First published: Spring 2021
A semi-literate farmhand, artist Pietro Ghizzardi (1906–1986) was without doubt self-taught, and today is considered to be one of the most relevant creators on the Italian and international scene.
Pietro Ghizzardi, c. 1980s, photo: L Morelli
Born in 1906 in Mantua, northern Italy, he came from a humble peasant family and grew into a sickly teenager at a time that was marked by the deprivation and poverty that afflicted his community in the lowlands of the River Po after World War I.
His move into the world of art was not expected: it was a world that was incomprehensible to the people of his social class, judged as useless, dangerous even, when for so many it was difficult to acquire even the essentials to survive. As recorded in his autobiography, Mi Richordo Anchora (“I remember still”), Ghizzardi began to paint in 1929 soon after moving with his family to the southern bank of the Po, in the rural province of Reggio Emilia.
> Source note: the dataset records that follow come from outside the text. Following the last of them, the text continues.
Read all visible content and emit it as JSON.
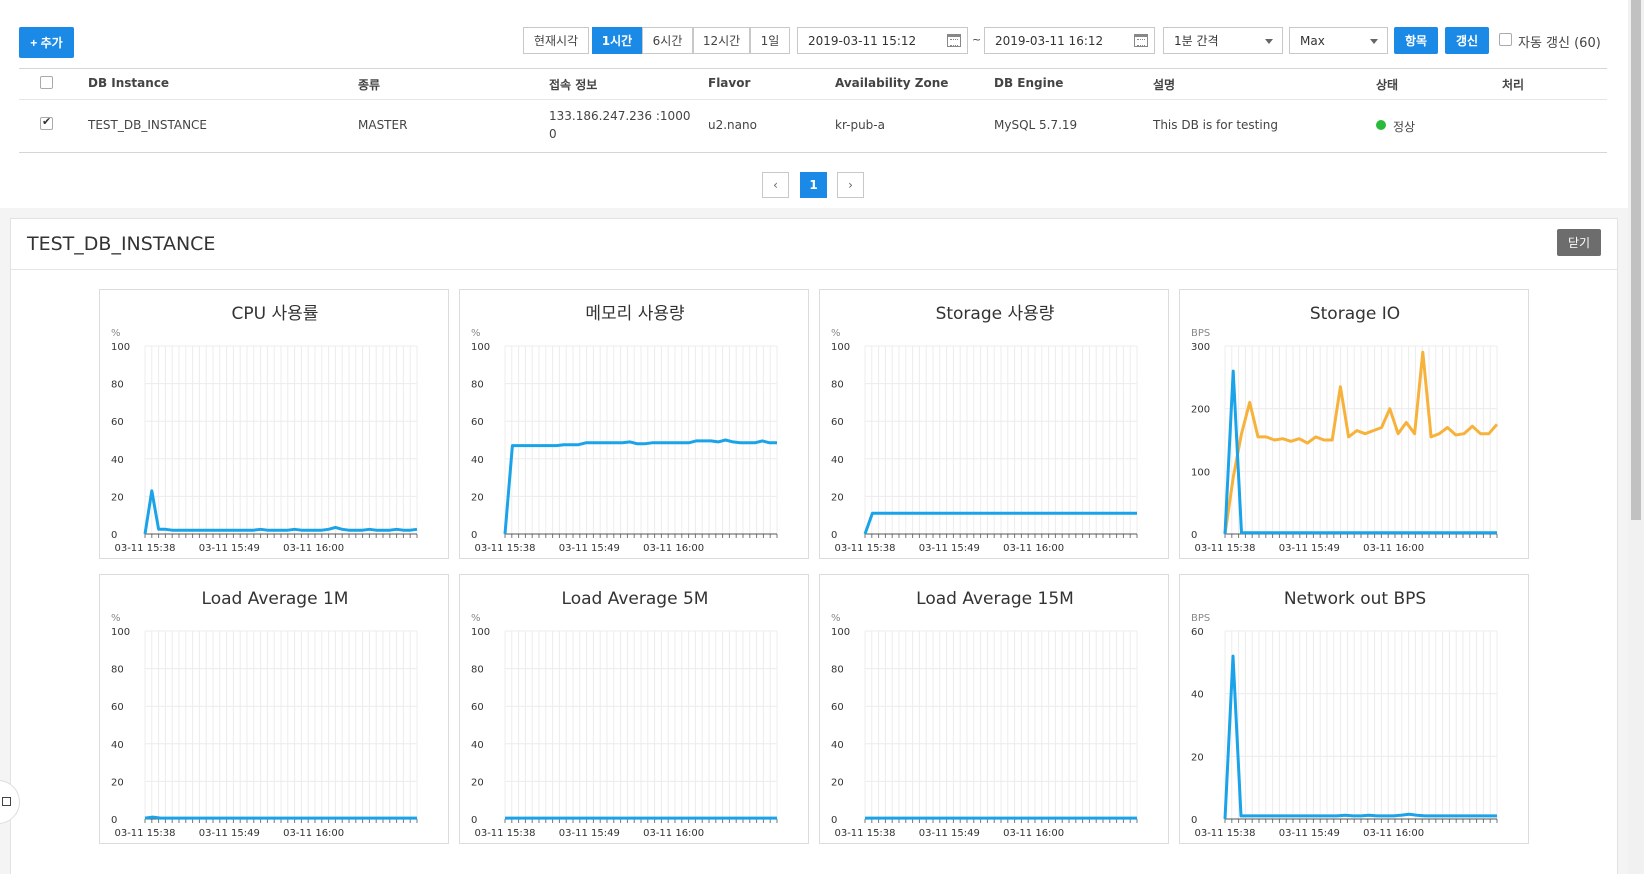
{
  "toolbar": {
    "add_label": "+ 추가",
    "range_buttons": [
      {
        "label": "현재시각",
        "active": false
      },
      {
        "label": "1시간",
        "active": true
      },
      {
        "label": "6시간",
        "active": false
      },
      {
        "label": "12시간",
        "active": false
      },
      {
        "label": "1일",
        "active": false
      }
    ],
    "start_time": "2019-03-11 15:12",
    "tilde": "~",
    "end_time": "2019-03-11 16:12",
    "interval": "1분 간격",
    "aggregate": "Max",
    "items_label": "항목",
    "refresh_label": "갱신",
    "auto_refresh_label": "자동 갱신 (60)"
  },
  "table": {
    "headers": [
      "DB Instance",
      "종류",
      "접속 정보",
      "Flavor",
      "Availability Zone",
      "DB Engine",
      "설명",
      "상태",
      "처리"
    ],
    "rows": [
      {
        "checked": true,
        "instance": "TEST_DB_INSTANCE",
        "type": "MASTER",
        "conn_line1": "133.186.247.236 :1000",
        "conn_line2": "0",
        "flavor": "u2.nano",
        "zone": "kr-pub-a",
        "engine": "MySQL 5.7.19",
        "description": "This DB is for testing",
        "status": "정상"
      }
    ]
  },
  "pagination": {
    "prev": "‹",
    "current": "1",
    "next": "›"
  },
  "panel": {
    "title": "TEST_DB_INSTANCE",
    "close_label": "닫기"
  },
  "colors": {
    "primary": "#1a8ae6",
    "series_blue": "#1aa3e8",
    "series_orange": "#f7b23b",
    "status_ok": "#2bbb3c"
  },
  "chart_data": [
    {
      "type": "line",
      "title": "CPU 사용률",
      "unit": "%",
      "ylim": [
        0,
        100
      ],
      "yticks": [
        0,
        20,
        40,
        60,
        80,
        100
      ],
      "xlabels": [
        "03-11 15:38",
        "03-11 15:49",
        "03-11 16:00"
      ],
      "grid": true,
      "series": [
        {
          "color": "#1aa3e8",
          "values": [
            0,
            23,
            2.5,
            2.5,
            2,
            2,
            2,
            2,
            2,
            2,
            2,
            2,
            2,
            2,
            2,
            2,
            2,
            2.5,
            2,
            2,
            2,
            2,
            2.5,
            2,
            2,
            2,
            2,
            2.5,
            3.5,
            2.5,
            2,
            2,
            2,
            2.5,
            2,
            2,
            2,
            2.5,
            2,
            2,
            2.5
          ]
        }
      ]
    },
    {
      "type": "line",
      "title": "메모리 사용량",
      "unit": "%",
      "ylim": [
        0,
        100
      ],
      "yticks": [
        0,
        20,
        40,
        60,
        80,
        100
      ],
      "xlabels": [
        "03-11 15:38",
        "03-11 15:49",
        "03-11 16:00"
      ],
      "grid": true,
      "series": [
        {
          "color": "#1aa3e8",
          "values": [
            0,
            47,
            47,
            47,
            47,
            47,
            47,
            47,
            47.5,
            47.5,
            47.5,
            48.5,
            48.5,
            48.5,
            48.5,
            48.5,
            48.5,
            49,
            48,
            48,
            48.5,
            48.5,
            48.5,
            48.5,
            48.5,
            48.5,
            49.5,
            49.5,
            49.5,
            49,
            50,
            49,
            48.5,
            48.5,
            48.5,
            49.5,
            48.5,
            48.5
          ]
        }
      ]
    },
    {
      "type": "line",
      "title": "Storage 사용량",
      "unit": "%",
      "ylim": [
        0,
        100
      ],
      "yticks": [
        0,
        20,
        40,
        60,
        80,
        100
      ],
      "xlabels": [
        "03-11 15:38",
        "03-11 15:49",
        "03-11 16:00"
      ],
      "grid": true,
      "series": [
        {
          "color": "#1aa3e8",
          "values": [
            0,
            11,
            11,
            11,
            11,
            11,
            11,
            11,
            11,
            11,
            11,
            11,
            11,
            11,
            11,
            11,
            11,
            11,
            11,
            11,
            11,
            11,
            11,
            11,
            11,
            11,
            11,
            11,
            11,
            11,
            11,
            11,
            11,
            11,
            11,
            11,
            11,
            11
          ]
        }
      ]
    },
    {
      "type": "line",
      "title": "Storage IO",
      "unit": "BPS",
      "ylim": [
        0,
        300
      ],
      "yticks": [
        0,
        100,
        200,
        300
      ],
      "xlabels": [
        "03-11 15:38",
        "03-11 15:49",
        "03-11 16:00"
      ],
      "grid": true,
      "series": [
        {
          "color": "#f7b23b",
          "values": [
            0,
            90,
            160,
            210,
            155,
            155,
            150,
            152,
            148,
            152,
            145,
            155,
            150,
            150,
            235,
            155,
            165,
            160,
            165,
            170,
            200,
            160,
            178,
            160,
            290,
            155,
            160,
            170,
            158,
            160,
            172,
            160,
            160,
            175
          ]
        },
        {
          "color": "#1aa3e8",
          "values": [
            0,
            260,
            2,
            2,
            2,
            2,
            2,
            2,
            2,
            2,
            2,
            2,
            2,
            2,
            2,
            2,
            2,
            2,
            2,
            2,
            2,
            2,
            2,
            2,
            2,
            2,
            2,
            2,
            2,
            2,
            2,
            2,
            2,
            2
          ]
        }
      ]
    },
    {
      "type": "line",
      "title": "Load Average 1M",
      "unit": "%",
      "ylim": [
        0,
        100
      ],
      "yticks": [
        0,
        20,
        40,
        60,
        80,
        100
      ],
      "xlabels": [
        "03-11 15:38",
        "03-11 15:49",
        "03-11 16:00"
      ],
      "grid": true,
      "series": [
        {
          "color": "#1aa3e8",
          "values": [
            0.5,
            1,
            0.5,
            0.5,
            0.5,
            0.5,
            0.5,
            0.5,
            0.5,
            0.5,
            0.5,
            0.5,
            0.5,
            0.5,
            0.5,
            0.5,
            0.5,
            0.5,
            0.5,
            0.5,
            0.5,
            0.5,
            0.5,
            0.5,
            0.5,
            0.5,
            0.5,
            0.5,
            0.5,
            0.5,
            0.5,
            0.5,
            0.5,
            0.5,
            0.5,
            0.5
          ]
        }
      ]
    },
    {
      "type": "line",
      "title": "Load Average 5M",
      "unit": "%",
      "ylim": [
        0,
        100
      ],
      "yticks": [
        0,
        20,
        40,
        60,
        80,
        100
      ],
      "xlabels": [
        "03-11 15:38",
        "03-11 15:49",
        "03-11 16:00"
      ],
      "grid": true,
      "series": [
        {
          "color": "#1aa3e8",
          "values": [
            0.5,
            0.5,
            0.5,
            0.5,
            0.5,
            0.5,
            0.5,
            0.5,
            0.5,
            0.5,
            0.5,
            0.5,
            0.5,
            0.5,
            0.5,
            0.5,
            0.5,
            0.5,
            0.5,
            0.5,
            0.5,
            0.5,
            0.5,
            0.5,
            0.5,
            0.5,
            0.5,
            0.5,
            0.5,
            0.5,
            0.5,
            0.5,
            0.5,
            0.5,
            0.5,
            0.5
          ]
        }
      ]
    },
    {
      "type": "line",
      "title": "Load Average 15M",
      "unit": "%",
      "ylim": [
        0,
        100
      ],
      "yticks": [
        0,
        20,
        40,
        60,
        80,
        100
      ],
      "xlabels": [
        "03-11 15:38",
        "03-11 15:49",
        "03-11 16:00"
      ],
      "grid": true,
      "series": [
        {
          "color": "#1aa3e8",
          "values": [
            0.5,
            0.5,
            0.5,
            0.5,
            0.5,
            0.5,
            0.5,
            0.5,
            0.5,
            0.5,
            0.5,
            0.5,
            0.5,
            0.5,
            0.5,
            0.5,
            0.5,
            0.5,
            0.5,
            0.5,
            0.5,
            0.5,
            0.5,
            0.5,
            0.5,
            0.5,
            0.5,
            0.5,
            0.5,
            0.5,
            0.5,
            0.5,
            0.5,
            0.5,
            0.5,
            0.5
          ]
        }
      ]
    },
    {
      "type": "line",
      "title": "Network out BPS",
      "unit": "BPS",
      "ylim": [
        0,
        60
      ],
      "yticks": [
        0,
        20,
        40,
        60
      ],
      "xlabels": [
        "03-11 15:38",
        "03-11 15:49",
        "03-11 16:00"
      ],
      "grid": true,
      "series": [
        {
          "color": "#1aa3e8",
          "values": [
            0,
            52,
            1,
            1,
            1,
            1,
            1,
            1,
            1,
            1,
            1,
            1,
            1,
            1,
            1,
            1.2,
            1,
            1,
            1.2,
            1,
            1,
            1,
            1.2,
            1.5,
            1.2,
            1,
            1,
            1,
            1,
            1,
            1,
            1,
            1,
            1,
            1
          ]
        }
      ]
    }
  ]
}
Detail of Adam and Eve fresco at Casa Falugi, 1969, tempera on wall
Previously, he had been dazzled when he watched his cousin – a painter or, rather, a decorator – drawing a realistic watermelon on a courtyard wall; and, later, seeing an embroiderer sewing elaborate initials on to bed sheets, he was struck by the power of the symbol, a notion that would stay with him forever.